Embracing Uncertainty: Navigating Parkinson’s and Emotional Crossroads

Since Pixar has released their newest animated feature, “Inside Out 2”, I thought it was the right time to start releasing the writing work I did recently through the Day One Cinema Therapy program. (yesandexcersize.org) “Inside Out”, the first film, was the film that guided us through 16 weeks of writing from January – May, 2024. There are eight chapters to this story, here is part one.

I find myself taking another Hero’s Journey, so soon after the first, where I explored what it was about Parkinson’s (PD) that made me feel imprisoned. I am trying to discern my choices for moving forward.  There are multiple paths worthy of exploration. Which path is the true quest and what makes it “true”? My singular duty to make this choice is a “Let’s Make a Deal” moment. Will I take the sure thing – $100 dollars?  Or will I take what’s behind curtain #3 – the unknown? The answer has to be curtain #3! My life’s path is never a sure thing. It’s already taken so many remarkable turns. Some good, some bad. There are no wrong paths. Only new paths we didn’t know we were meant to walk.

Having to make decisions has become very difficult for me because of my Parkinson’s (PD). When I am faced with making choices, whether it’s vital to my existence, or something simple like whether I want coffee or tea, I grapple with making choices to the point of shutting down in frustration and great disappointment in myself and anger at PD. Stupid PD, you are so pathetic!

So, what was it I needed to decide on? Oh right, I want to find a succinct definition of how PD affects me so people in my life can understand what it’s like to live with it daily. I’m also thinking a lot about how my 17 year old dog Daisy’s death has affected me and plays a part in any path I choose to move ahead. Every day I question and hope that I was enough for her. I hope that she could feel her own unconditional love for me reflected back to her.There was barely a negative emotion in her life. If there was, it was fleeting and had no place in her life. 

I think one of the keys to this exploration is to face all the emotions that frequent my life. I feel like I need to really understand them so I can manage them. The same way I feared, then confronted my apathy. “Apathetic Annie” never bothers me anymore. I see her in passing. Like an unwanted solicitor at my door, I acknowledge her, but I don’t let her in.

So to mythologize this second journey I will start where I left off on the first. Having defeated my apathy – “Apathetic Annie”. 

An amazing thing has happened! “Apathetic Annie” has offered to help me face the other emotions I’ve been dragging behind me. She thinks that I should recall the thoughts and feelings I had dealing with her and apply those to dealing with my other emotions. I dread facing them because they drag me back to a time in my life I most felt alone and abandoned since being diagnosed. That was when I started delivering the news to family and friends that I have PD. The reception of my news was mostly thoughtful and kind, but even the most loving and supportive response still made me feel like I was put into a small isolation room.
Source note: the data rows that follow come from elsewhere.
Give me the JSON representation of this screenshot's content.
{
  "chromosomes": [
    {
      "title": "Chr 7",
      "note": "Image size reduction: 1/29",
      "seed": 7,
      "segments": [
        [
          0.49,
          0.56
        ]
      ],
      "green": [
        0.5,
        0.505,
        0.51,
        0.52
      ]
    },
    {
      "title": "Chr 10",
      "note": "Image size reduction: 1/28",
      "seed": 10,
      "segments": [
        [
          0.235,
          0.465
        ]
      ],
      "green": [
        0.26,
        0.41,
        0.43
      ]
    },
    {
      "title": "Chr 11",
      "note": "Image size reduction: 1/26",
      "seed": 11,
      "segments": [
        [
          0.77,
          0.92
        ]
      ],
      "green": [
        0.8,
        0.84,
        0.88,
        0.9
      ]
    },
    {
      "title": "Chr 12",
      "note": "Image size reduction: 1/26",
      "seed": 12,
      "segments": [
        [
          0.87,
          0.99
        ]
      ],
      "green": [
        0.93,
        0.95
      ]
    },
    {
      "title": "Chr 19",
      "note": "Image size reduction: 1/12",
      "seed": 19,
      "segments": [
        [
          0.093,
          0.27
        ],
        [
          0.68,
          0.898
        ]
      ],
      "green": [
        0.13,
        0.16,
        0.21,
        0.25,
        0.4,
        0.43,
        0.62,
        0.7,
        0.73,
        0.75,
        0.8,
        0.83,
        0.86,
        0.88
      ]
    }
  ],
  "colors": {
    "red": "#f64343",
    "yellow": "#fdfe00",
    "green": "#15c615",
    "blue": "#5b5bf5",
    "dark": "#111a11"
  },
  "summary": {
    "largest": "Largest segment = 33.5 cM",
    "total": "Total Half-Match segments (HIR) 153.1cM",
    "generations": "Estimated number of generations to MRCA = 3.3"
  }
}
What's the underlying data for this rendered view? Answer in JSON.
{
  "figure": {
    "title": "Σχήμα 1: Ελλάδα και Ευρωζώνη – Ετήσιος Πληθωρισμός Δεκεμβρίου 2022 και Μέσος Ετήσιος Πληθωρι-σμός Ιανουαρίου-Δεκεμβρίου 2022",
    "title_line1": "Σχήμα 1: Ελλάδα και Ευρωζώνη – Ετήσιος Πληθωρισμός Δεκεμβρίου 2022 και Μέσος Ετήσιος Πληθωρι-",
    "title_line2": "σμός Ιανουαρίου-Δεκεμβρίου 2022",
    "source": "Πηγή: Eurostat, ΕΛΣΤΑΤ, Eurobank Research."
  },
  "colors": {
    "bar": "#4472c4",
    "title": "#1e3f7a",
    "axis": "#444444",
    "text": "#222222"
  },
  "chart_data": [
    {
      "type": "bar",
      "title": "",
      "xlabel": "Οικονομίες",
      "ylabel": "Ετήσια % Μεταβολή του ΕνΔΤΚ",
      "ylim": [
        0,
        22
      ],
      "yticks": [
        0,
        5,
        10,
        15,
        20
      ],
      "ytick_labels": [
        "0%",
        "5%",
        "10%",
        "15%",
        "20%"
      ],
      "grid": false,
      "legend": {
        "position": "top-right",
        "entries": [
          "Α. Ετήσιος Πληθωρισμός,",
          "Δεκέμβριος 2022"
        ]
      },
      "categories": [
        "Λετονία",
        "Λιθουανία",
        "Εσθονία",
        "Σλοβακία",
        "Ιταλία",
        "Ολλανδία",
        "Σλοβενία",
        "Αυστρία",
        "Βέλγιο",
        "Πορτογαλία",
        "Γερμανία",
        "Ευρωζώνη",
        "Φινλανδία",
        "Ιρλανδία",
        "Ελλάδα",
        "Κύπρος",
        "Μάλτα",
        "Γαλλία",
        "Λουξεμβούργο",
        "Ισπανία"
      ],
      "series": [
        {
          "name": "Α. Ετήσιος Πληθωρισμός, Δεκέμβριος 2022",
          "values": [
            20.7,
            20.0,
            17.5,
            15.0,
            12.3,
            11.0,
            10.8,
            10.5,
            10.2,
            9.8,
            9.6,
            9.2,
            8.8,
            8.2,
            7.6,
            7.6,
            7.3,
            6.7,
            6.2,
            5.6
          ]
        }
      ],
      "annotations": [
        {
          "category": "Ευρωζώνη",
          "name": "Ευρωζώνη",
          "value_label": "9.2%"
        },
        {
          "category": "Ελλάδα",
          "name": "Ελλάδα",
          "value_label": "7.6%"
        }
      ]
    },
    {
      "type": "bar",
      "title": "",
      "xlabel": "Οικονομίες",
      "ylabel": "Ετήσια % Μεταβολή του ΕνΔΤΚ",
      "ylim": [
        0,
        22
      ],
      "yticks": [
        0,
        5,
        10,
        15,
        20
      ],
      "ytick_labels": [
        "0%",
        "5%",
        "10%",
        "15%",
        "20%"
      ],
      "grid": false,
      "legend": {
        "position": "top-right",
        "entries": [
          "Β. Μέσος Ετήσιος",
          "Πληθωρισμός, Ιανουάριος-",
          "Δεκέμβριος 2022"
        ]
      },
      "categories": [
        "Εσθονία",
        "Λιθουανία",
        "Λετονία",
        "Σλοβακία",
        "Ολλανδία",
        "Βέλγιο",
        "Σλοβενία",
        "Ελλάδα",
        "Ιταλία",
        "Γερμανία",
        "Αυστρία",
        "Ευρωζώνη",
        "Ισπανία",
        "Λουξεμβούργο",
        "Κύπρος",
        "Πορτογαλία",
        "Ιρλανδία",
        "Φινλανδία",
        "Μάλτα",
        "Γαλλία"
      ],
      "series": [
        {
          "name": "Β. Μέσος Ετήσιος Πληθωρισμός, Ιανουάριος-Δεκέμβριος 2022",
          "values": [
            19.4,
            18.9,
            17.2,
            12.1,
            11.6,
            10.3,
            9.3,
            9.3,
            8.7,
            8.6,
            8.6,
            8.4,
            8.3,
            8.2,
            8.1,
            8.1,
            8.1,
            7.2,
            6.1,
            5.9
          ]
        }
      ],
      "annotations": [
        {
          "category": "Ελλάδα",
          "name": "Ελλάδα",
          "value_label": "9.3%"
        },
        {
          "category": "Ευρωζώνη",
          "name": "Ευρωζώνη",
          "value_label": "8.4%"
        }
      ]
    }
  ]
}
But now I’ll step out of that isolation and try to understand the difficult emotions I have carried with me for so long. I hope it will be my “true” path.  “Apathetic Annie” steps in and rounds up the contentious crew of troublesome emotions. I no longer have my van, so they all pile into the back of my little EV, filling it up like a crowded clown car. Buckle up! This is going to be, ahem, interesting.

One response to “Embracing Uncertainty: Navigating Parkinson’s and Emotional Crossroads”
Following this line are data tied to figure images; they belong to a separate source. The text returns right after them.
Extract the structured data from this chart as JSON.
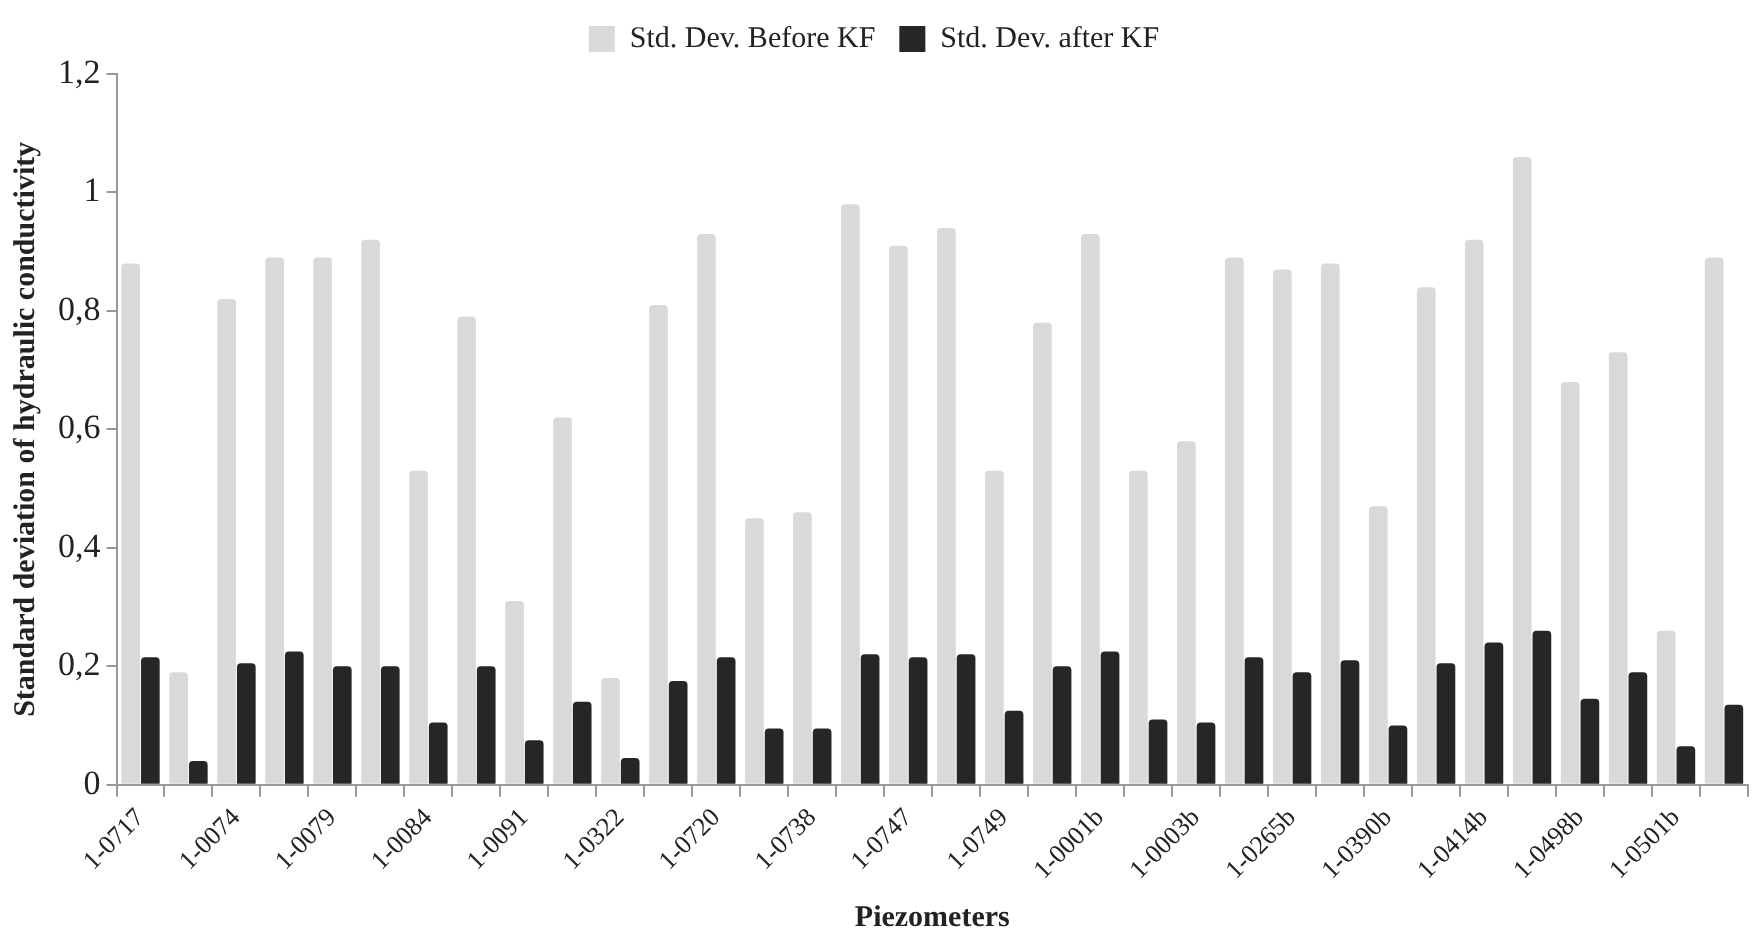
{
  "chart_data": {
    "type": "bar",
    "xlabel": "Piezometers",
    "ylabel": "Standard deviation of hydraulic conductivity",
    "categories": [
      "1-0717",
      null,
      "1-0074",
      null,
      "1-0079",
      null,
      "1-0084",
      null,
      "1-0091",
      null,
      "1-0322",
      null,
      "1-0720",
      null,
      "1-0738",
      null,
      "1-0747",
      null,
      "1-0749",
      null,
      "1-0001b",
      null,
      "1-0003b",
      null,
      "1-0265b",
      null,
      "1-0390b",
      null,
      "1-0414b",
      null,
      "1-0498b",
      null,
      "1-0501b",
      null
    ],
    "series": [
      {
        "name": "Std. Dev. Before KF",
        "color": "#d9d9d9",
        "values": [
          0.88,
          0.19,
          0.82,
          0.89,
          0.89,
          0.92,
          0.53,
          0.79,
          0.31,
          0.62,
          0.18,
          0.81,
          0.93,
          0.45,
          0.46,
          0.98,
          0.91,
          0.94,
          0.53,
          0.78,
          0.93,
          0.53,
          0.58,
          0.89,
          0.87,
          0.88,
          0.47,
          0.84,
          0.92,
          1.06,
          0.68,
          0.73,
          0.26,
          0.89
        ]
      },
      {
        "name": "Std. Dev. after KF",
        "color": "#262626",
        "values": [
          0.215,
          0.04,
          0.205,
          0.225,
          0.2,
          0.2,
          0.105,
          0.2,
          0.075,
          0.14,
          0.045,
          0.175,
          0.215,
          0.095,
          0.095,
          0.22,
          0.215,
          0.22,
          0.125,
          0.2,
          0.225,
          0.11,
          0.105,
          0.215,
          0.19,
          0.21,
          0.1,
          0.205,
          0.24,
          0.26,
          0.145,
          0.19,
          0.065,
          0.135
        ]
      }
    ],
    "ylim": [
      0,
      1.2
    ],
    "yticks": [
      0,
      {
        "value": 0.2,
        "label": "0,2"
      },
      {
        "value": 0.4,
        "label": "0,4"
      },
      {
        "value": 0.6,
        "label": "0,6"
      },
      {
        "value": 0.8,
        "label": "0,8"
      },
      1,
      {
        "value": 1.2,
        "label": "1,2"
      }
    ],
    "grid": false,
    "legend": "top"
  }
}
  1. Thanks so much for sharing your view of the Inside Out class and how it helps navigate emotions. The Field of Dreams class I’m happy to be a part of promises to be equally, em, interesting.

    I’m so happy you chose to publish how it went and I look forward to reading how your story continues to unfold.

    Let’s hear it for door #3.

    ‘To live. Yes, to live will be a great adventure!’ Made better because of all you do.